3
votes

I am trying to convert string encoded in ISO-8859-1 to UTF-8 on Linux. I am using iconv function to do that in C++. This is the code that I have:

//Conversion from ISO-8859-1 to UTF-8
iconv_t cd = iconv_open("UTF-8","ISO-8859-1");

char *input = "€"; // the byte value is 128 in ISO-8859-1
char *inputbuf= input;
size_t inputSize=1;

char *output = (char*)malloc(inputSize*4); // maximum size of a character in UTF8 is 4
char *outputbuf = output;
size_t outputSize = inputSize*4;

//Conversion Function
iconv (cd, &inputbuf, &inputSize, &outputbuf, &outputSize);

//Display input bytes(ISO-8859-1)
cout << "input bytes(ISO-8859-1):"
for (int i=0; i<inputSize; i++)
{
    cout <<(int) *(input+i) << ", ";
}
cout<< std::endl;

//Display Converted bytes(UTF-8)
cout << "output bytes(UTF-8):"
for (int i=0; i<outputSize; i++) //displaying all the 4 bytes allocated
{
    cout <<(int) *(output+i) << ", ";
}
cout<< std::endl;
iconv(cd);

This is the output I observe:

input bytes(ISO-8859-1): 128
output bytes(UTF-8): 194, 128, 0, 0

As you can see, the output UTF-8 converted bytesis 194,128. However, the expected UTF-8 output is 226,130,172. I verified that there is no error thrown by any of the iconv functions.

Can anyone please help me figure out if I am missing anything here?

2
According to this table, the code 128 is undefined in the ISO 8859-1 code page.Mr.C64
is NOT byte 128 (0x80) in ISO-8859-1. In fact, byte 0x80 is unassigned in ISO-8859-1. You are thinking of Windows-1252 (or other similar charset), which does have in byte 0x80 (it is not always 0x80 in all supporting charsets, though).

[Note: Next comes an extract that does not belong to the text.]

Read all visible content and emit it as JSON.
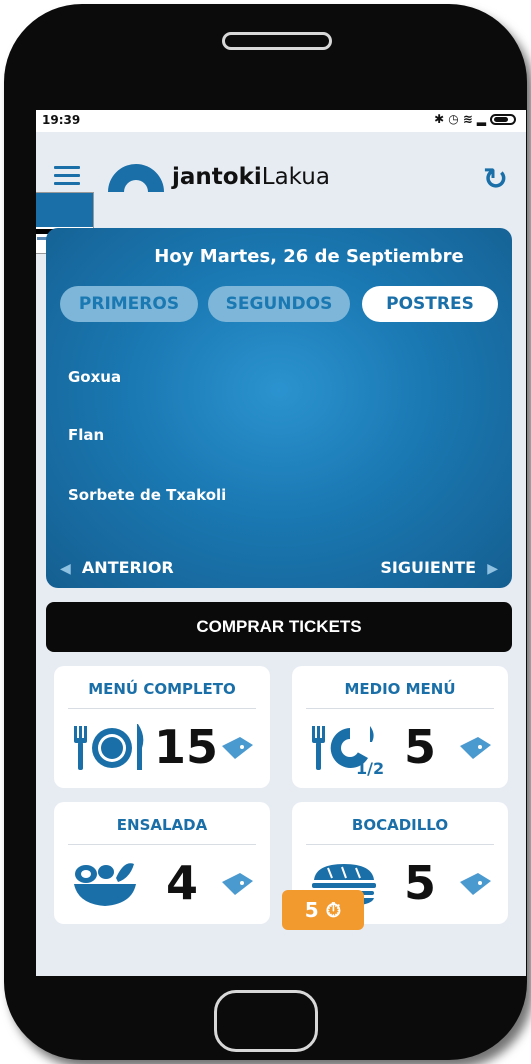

Windows-1252 is commonly mistaken for ISO-8859-1.Remy Lebeau
@YSC: ISO-8859-15 encodes as byte 164 (0xA4).Remy Lebeau

2 Answers

0
votes

You can either use the utfcpp library: http://utfcpp.sourceforge.net/ or Boost.Locale for that purpose

-1
votes

This is a bug of iconv, as 0xc2 0x80 is a valid utf-8 sequence for the code point U+0080 glyph <control>.

This glyph is often mistaken for the glyph EURO SIGN, code point U+20AC encoded as 0xe2 0x82 0xac in UTF-8.